Sepmiwawalma dan Damianus Siyok terus berusaha menyempurnakan kamus yang telah disusun mereka, dengan memasukkan kata-kata baru, mengeluarkan kata-kata yang dianggap tidak perlu, dan membuat klasifikasi atas kata-kata yang sudah terentri dalam kamus. Untuk tiga kamus dengan judul besar Kamus Populer, bahasa Sangen berasal dari catatan Pak Bajik.
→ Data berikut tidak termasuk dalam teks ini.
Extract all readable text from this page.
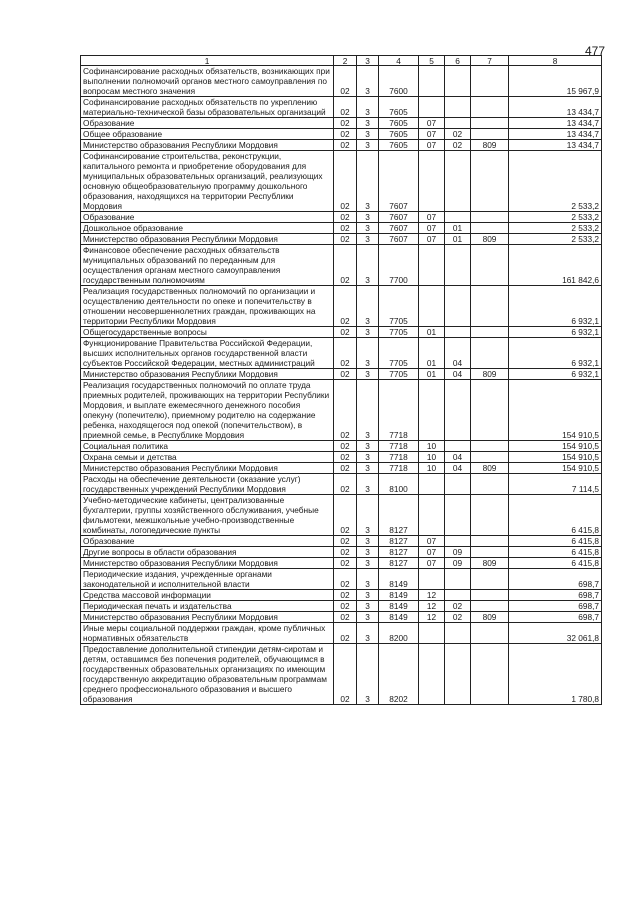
477
1	2	3	4	5	6	7	8
Софинансирование расходных обязательств, возникающих при выполнении полномочий органов местного самоуправления по вопросам местного значения	02	3	7600				15 967,9
Софинансирование расходных обязательств по укреплению материально-технической базы образовательных организаций	02	3	7605				13 434,7
Образование	02	3	7605	07			13 434,7
Общее образование	02	3	7605	07	02		13 434,7
Министерство образования Республики Мордовия	02	3	7605	07	02	809	13 434,7
Софинансирование строительства, реконструкции, капитального ремонта и приобретение оборудования для муниципальных образовательных организаций, реализующих основную общеобразовательную программу дошкольного образования, находящихся на территории Республики Мордовия	02	3	7607				2 533,2
Образование	02	3	7607	07			2 533,2
Дошкольное образование	02	3	7607	07	01		2 533,2
Министерство образования Республики Мордовия	02	3	7607	07	01	809	2 533,2
Финансовое обеспечение расходных обязательств муниципальных образований по переданным для осуществления органам местного самоуправления государственным полномочиям	02	3	7700				161 842,6
Реализация государственных полномочий по организации и осуществлению деятельности по опеке и попечительству в отношении несовершеннолетних граждан, проживающих на территории Республики Мордовия	02	3	7705				6 932,1
Общегосударственные вопросы	02	3	7705	01			6 932,1
Функционирование Правительства Российской Федерации, высших исполнительных органов государственной власти субъектов Российской Федерации, местных администраций	02	3	7705	01	04		6 932,1
Министерство образования Республики Мордовия	02	3	7705	01	04	809	6 932,1
Реализация государственных полномочий по оплате труда приемных родителей, проживающих на территории Республики Мордовия, и выплате ежемесячного денежного пособия опекуну (попечителю), приемному родителю на содержание ребенка, находящегося под опекой (попечительством), в приемной семье, в Республике Мордовия	02	3	7718				154 910,5
Социальная политика	02	3	7718	10			154 910,5
Охрана семьи и детства	02	3	7718	10	04		154 910,5
Министерство образования Республики Мордовия	02	3	7718	10	04	809	154 910,5
Расходы на обеспечение деятельности (оказание услуг) государственных учреждений Республики Мордовия	02	3	8100				7 114,5
Учебно-методические кабинеты, централизованные бухгалтерии, группы хозяйственного обслуживания, учебные фильмотеки, межшкольные учебно-производственные комбинаты, логопедические пункты	02	3	8127				6 415,8
Образование	02	3	8127	07			6 415,8
Другие вопросы в области образования	02	3	8127	07	09		6 415,8
Министерство образования Республики Мордовия	02	3	8127	07	09	809	6 415,8
Периодические издания, учрежденные органами законодательной и исполнительной власти	02	3	8149				698,7
Средства массовой информации	02	3	8149	12			698,7
Периодическая печать и издательства	02	3	8149	12	02		698,7
Министерство образования Республики Мордовия	02	3	8149	12	02	809	698,7
Иные меры социальной поддержки граждан, кроме публичных нормативных обязательств	02	3	8200				32 061,8
Предоставление дополнительной стипендии детям-сиротам и детям, оставшимся без попечения родителей, обучающимся в государственных образовательных организациях по имеющим государственную аккредитацию образовательным программам среднего профессионального образования и высшего образования	02	3	8202				1 780,8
AKHMAD DHANI, Palangka Raya

KAMI fokus dengan kata-kata yang dipakai sehari-hari atau istilah lain bahasa populer saat ini. Nah, tiga kamus populer itu yakni Kamus Populer Bahasa Indonesia – Bahasa Dayak Ngaju dengan ketebalan sekitar 430 halaman dan dicetak tahun 2018. Tidak ada contoh kalimat di dalamnya. Yang ada hanya kosakata populer dan keterangan kata (pengelompokan kata),” tutur Sepmiwawalma.

Kamus kedua yang diterbitkan adalah Kamus Populer Bahasa Dayak Ngaju-Bahasa Indonesia dengan ketebalan sekitar 400 halaman. Kamus ini dicetak tahun 2020. Tidak ada contoh kalimat, tetapi sudah disertai keterangan kata (pengelompokan lema).

“Kamus ketiga adalah Kamus Populer Bahasa Dayak Ngaju-Indonesia dan Indonesia–Dayak Ngaju dalam satu buku, dengan ketebalan sekitar 730 halaman. Itu dicetak tahun 2022. Ketiga kamus ini disusun oleh saya dan Damianus Siyok,” terangnya.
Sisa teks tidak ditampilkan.